Whether booking an appointment with a job center or finding the times for waste pick-up, citizens should experience a smooth and meaningful user journey when accessing the digital services of their local authorities. If not, they will be left dissatisfied having not obtained the information they came for. This is why digitization of public services should happen with the citizens’ needs and individual circumstances in mind.
This is what one Danish council did with their website.
“We digitize with the heart,” said Merete Ravn, manager of digitization at the council of Sorø, to newspaper Politiken (article is in Danish).
The home page of the council’s relaunched website, soroe.dk, is structured around one major search field with the help text: “What are you looking for?”, supplemented by clickable information boxes of six overall topics, such as housing, care, and employment – all tailored to what visitors of the site are actually using the council’s website for. Topics are seasonal too. For example, passport services will be highlighted during summer vacation season.
Less Pages, Better Content
By refurbishing their site, the council of Sorø went from 3,000 to 400 pages of information. Furthermore, the council also used digital analytics to understand the online behavior of their 29,000 citizens when visiting soroe.dk. Specifically, the council’s web team analyzed when specific channels of communications were used and why. So for instance, if several visitors would call the council’s main number after visiting a specific page, it could be an indication that this page was not providing sufficient information.
Consequently, that page would need to be optimized or some content would need to be moved around.
Reducing the number of phone calls and relying on digital interactions instead, not only saves the citizens time, but also reduces the workload of the council. The results of the website optimization for Sorø were clear: Greater user satisfaction and faster response times.
The Three Pillars of Digitization
Denmark is the first nation in the world to make digital communication between public authorities and citizens mandatory. The case of Sorø is a prime example of the kind of approach recently requested by Ejvind Jørgensen, chairman of the committee on public IT at the Danish network for IT professionals. Jørgensen called for a digitization of the public sector placing citizens first.

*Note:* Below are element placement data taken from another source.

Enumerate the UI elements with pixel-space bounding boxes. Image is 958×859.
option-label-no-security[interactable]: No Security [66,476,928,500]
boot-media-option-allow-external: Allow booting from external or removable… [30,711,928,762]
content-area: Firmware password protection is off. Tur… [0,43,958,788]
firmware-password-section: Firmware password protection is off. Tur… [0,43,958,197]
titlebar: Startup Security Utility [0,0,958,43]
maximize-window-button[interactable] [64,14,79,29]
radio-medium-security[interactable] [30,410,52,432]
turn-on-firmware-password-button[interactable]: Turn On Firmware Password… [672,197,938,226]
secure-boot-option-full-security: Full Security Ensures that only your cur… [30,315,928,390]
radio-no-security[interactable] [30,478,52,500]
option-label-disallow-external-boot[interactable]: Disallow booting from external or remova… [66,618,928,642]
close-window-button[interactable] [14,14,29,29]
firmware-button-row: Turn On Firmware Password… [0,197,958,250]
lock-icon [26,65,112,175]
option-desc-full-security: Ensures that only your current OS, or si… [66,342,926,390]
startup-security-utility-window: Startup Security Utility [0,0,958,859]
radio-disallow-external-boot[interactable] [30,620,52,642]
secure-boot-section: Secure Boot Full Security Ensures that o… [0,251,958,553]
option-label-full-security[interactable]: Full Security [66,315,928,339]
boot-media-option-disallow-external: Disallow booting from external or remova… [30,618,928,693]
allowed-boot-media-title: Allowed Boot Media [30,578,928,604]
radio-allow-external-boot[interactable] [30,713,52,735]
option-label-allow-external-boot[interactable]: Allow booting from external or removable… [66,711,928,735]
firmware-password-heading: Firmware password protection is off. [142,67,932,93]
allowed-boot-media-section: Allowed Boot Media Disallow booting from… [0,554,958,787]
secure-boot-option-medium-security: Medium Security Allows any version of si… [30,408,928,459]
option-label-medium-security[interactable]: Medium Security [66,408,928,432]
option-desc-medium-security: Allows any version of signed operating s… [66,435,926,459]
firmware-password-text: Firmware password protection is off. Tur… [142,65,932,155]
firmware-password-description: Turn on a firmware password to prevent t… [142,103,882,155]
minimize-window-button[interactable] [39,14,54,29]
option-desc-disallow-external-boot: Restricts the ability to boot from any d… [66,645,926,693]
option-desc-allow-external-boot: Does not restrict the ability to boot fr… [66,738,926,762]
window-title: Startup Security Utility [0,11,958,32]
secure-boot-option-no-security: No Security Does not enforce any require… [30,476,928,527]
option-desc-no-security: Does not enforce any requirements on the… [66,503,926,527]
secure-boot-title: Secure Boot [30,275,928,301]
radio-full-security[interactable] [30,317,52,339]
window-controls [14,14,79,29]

The “citizens first”-approach to digitization consists of three main pillars: Security, accessibility, and the time-saving aspect mentioned above. Citizens should feel that digital services in the public sector are safe to use. In Sorø, they avoid sending citizens’ personal data to foreign, commercial data harvesters by being very selective in which third-party services they apply to their website. Google Analytics, for instance, is not used.
Accessibility means that digital public services should be easy to understand and use for all citizens, regardless of level of digital expertise, regardless of age, and regardless of any disabilities.
A national strategy for digitization should put citizens first, is the recommendation from Ejvind Jørgensen and the Danish network for IT professionals. In this way, the digital divide is shrunk and no citizens are left behind in the digital society.